Le Maroc a mobilisé ses acteurs culturels et économiques au MASA 2026, tout en préparant l’ouverture du Grand Théâtre de Rabat.
La 14ᵉ édition du Marché des arts du spectacle africain (MASA), organisée du 11 au 18 avril à Abidjan, met en avant la participation marocaine dans un cadre continental consacré au rôle des arts comme vecteur d’intégration économique et sociale. Selon les organisateurs et les autorités diplomatiques présentes, cette édition a rassemblé plusieurs responsables culturels africains ainsi que des représentants marocains, dont l’ambassadeur du Maroc en Côte d’Ivoire, Othman El Ferdaous, aux côtés de Royal Air Maroc (RAM), partenaire officiel de l’événement.

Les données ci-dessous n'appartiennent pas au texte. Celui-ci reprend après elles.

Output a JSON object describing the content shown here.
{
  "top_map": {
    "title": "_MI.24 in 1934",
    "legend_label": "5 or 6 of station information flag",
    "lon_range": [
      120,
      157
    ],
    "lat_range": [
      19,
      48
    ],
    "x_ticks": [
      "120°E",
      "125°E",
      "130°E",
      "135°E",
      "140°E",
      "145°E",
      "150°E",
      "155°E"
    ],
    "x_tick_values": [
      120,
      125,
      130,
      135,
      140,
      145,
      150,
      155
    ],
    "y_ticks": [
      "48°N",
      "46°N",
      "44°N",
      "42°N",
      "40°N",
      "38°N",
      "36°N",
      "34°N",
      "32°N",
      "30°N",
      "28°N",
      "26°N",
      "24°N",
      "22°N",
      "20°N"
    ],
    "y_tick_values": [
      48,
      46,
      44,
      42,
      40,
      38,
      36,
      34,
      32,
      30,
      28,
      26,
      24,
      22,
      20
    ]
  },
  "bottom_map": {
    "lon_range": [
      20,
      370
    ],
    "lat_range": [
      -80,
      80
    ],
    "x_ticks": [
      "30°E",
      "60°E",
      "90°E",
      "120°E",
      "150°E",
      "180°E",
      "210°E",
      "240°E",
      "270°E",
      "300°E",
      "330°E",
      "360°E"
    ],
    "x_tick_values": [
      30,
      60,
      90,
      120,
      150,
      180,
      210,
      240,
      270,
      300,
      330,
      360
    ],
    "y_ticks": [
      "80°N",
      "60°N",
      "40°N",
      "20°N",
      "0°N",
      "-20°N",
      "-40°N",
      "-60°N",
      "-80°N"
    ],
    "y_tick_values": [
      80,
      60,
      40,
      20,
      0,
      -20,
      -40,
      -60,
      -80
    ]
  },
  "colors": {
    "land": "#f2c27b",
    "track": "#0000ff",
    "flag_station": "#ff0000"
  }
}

Dans une intervention prononcée au nom du président-directeur général de RAM, Abdel Hamid Addou, la directrice Afrique de la compagnie, Noura Daoudi, a insisté sur la dimension stratégique du MASA, qualifiant Abidjan de «carrefour incontesté de la vitalité économique et culturelle» du continent. Elle a précisé que l’engagement de la compagnie s’inscrit dans une vision où «les arts et la culture constituent un vecteur essentiel de rayonnement et de cohésion en Afrique», en lien avec le positionnement africain de la compagnie nationale.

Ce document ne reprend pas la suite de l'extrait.